Avoiding bin Laden



I generally try to avoid the inside blogsball thing, but apparently not today. For on Josh Marshall's blog is an interesting commentary on this piece by Chris Suellentrop on Slate, which is a pretty bloggy site.


What caught my attention initially was the tarnish Suellentrop's piece may or may not put on Wesley Clark's spit-polish-and-brass image. Josh Marshall unveils the mountain-out-of-molehill assessment that Suellentrop has given some of the general's utterances. But what held me is this one: "We bombed Afghanistan, we missed Osama Bin Laden, partly because the president never intended to put the resources in to get Osama Bin Laden. All along, right after 9/11, they'd made their mind up, I guess, that we were going to go after Saddam Hussein."
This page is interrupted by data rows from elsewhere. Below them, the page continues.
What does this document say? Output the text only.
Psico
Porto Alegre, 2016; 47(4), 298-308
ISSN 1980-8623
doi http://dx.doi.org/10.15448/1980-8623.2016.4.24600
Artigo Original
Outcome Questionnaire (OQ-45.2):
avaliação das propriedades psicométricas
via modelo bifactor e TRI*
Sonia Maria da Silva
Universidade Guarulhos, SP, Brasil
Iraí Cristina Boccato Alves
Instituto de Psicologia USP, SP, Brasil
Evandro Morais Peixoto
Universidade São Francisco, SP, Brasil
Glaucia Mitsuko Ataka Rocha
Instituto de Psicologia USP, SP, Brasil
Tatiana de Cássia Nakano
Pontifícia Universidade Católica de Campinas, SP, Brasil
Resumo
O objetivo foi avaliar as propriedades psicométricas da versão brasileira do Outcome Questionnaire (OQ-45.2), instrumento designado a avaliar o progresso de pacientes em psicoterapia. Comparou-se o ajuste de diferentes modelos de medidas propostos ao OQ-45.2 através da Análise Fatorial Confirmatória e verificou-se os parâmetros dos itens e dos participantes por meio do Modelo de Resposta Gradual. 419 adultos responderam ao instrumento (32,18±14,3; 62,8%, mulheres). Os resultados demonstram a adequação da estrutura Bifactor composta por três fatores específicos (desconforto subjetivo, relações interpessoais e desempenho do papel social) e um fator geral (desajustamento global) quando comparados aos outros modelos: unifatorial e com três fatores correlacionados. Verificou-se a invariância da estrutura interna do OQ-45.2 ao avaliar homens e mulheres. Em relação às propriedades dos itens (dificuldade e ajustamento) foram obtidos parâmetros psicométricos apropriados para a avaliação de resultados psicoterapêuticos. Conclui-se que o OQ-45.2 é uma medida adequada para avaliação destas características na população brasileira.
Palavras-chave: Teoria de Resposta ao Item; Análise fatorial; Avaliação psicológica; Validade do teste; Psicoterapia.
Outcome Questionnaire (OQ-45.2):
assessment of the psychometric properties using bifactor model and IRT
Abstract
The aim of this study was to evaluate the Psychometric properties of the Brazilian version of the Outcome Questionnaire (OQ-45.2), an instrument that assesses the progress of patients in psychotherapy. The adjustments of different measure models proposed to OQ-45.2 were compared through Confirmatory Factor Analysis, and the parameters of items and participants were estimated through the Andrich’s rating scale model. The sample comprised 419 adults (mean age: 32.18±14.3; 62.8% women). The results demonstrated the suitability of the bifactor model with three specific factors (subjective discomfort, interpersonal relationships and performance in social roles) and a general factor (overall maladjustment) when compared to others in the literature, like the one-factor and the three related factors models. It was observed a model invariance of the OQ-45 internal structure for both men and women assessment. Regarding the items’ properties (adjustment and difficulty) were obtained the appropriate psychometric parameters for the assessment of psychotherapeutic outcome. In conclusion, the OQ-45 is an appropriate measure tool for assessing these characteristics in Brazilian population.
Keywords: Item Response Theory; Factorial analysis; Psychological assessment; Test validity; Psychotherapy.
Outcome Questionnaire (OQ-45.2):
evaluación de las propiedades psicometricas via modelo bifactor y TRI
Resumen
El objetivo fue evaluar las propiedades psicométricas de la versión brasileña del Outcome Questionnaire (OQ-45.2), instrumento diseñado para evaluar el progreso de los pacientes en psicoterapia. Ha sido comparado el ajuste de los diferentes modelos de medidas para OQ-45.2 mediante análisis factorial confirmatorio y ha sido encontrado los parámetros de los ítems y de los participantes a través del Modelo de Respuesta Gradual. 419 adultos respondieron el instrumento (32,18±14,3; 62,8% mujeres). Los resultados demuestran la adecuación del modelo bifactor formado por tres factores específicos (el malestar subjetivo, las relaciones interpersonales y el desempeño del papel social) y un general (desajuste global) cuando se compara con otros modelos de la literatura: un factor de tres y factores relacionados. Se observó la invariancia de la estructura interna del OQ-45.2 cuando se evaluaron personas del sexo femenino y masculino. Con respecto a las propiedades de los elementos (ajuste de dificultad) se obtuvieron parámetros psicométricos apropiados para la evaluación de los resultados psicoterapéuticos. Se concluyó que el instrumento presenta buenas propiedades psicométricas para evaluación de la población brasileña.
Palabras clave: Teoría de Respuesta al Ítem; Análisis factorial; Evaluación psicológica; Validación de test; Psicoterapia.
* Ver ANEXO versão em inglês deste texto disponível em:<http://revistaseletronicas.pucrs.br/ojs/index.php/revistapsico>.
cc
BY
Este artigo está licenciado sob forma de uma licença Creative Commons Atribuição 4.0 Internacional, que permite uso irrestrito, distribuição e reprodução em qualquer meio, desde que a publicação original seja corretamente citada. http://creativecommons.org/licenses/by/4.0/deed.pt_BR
I don't really find this Clark quote so outrageous. He is probably right. And while the Iraq war seems to be the result of craven motiviations, the avoidance of bin Laden's capture may be based on some very real geopolitical concerns.


Has anybody really thought about what could happen if the U.S. actually captures Osama bin Laden? If the generally accepted conjecture on bin Laden's whereabouts is true, his capture will require trangressing the borders of Pakistan--to enter a territory in which even Pakistani military rarely dare to venture.


And speaking of the Pakistani military, it would be foolish to assume their loyalties reside with the U.S. Many of Pakistan's top military figures are known to be supporters of the Taliban and sympathetic to al Qaeda. There's good reason to wonder whether General Pervez Musharaf, Pakistan's self-appointed president, would survive bin Laden's capture, and I mean that literally. Musharaf narrowly escaped assassination twice this month.


Who is more valuable to the U.S. at this moment? Osama bin Laden, or Pervez Musharaf? With peace talks likely in the offing between nuclear rivals India and Pakistan, I'd put my money on the general.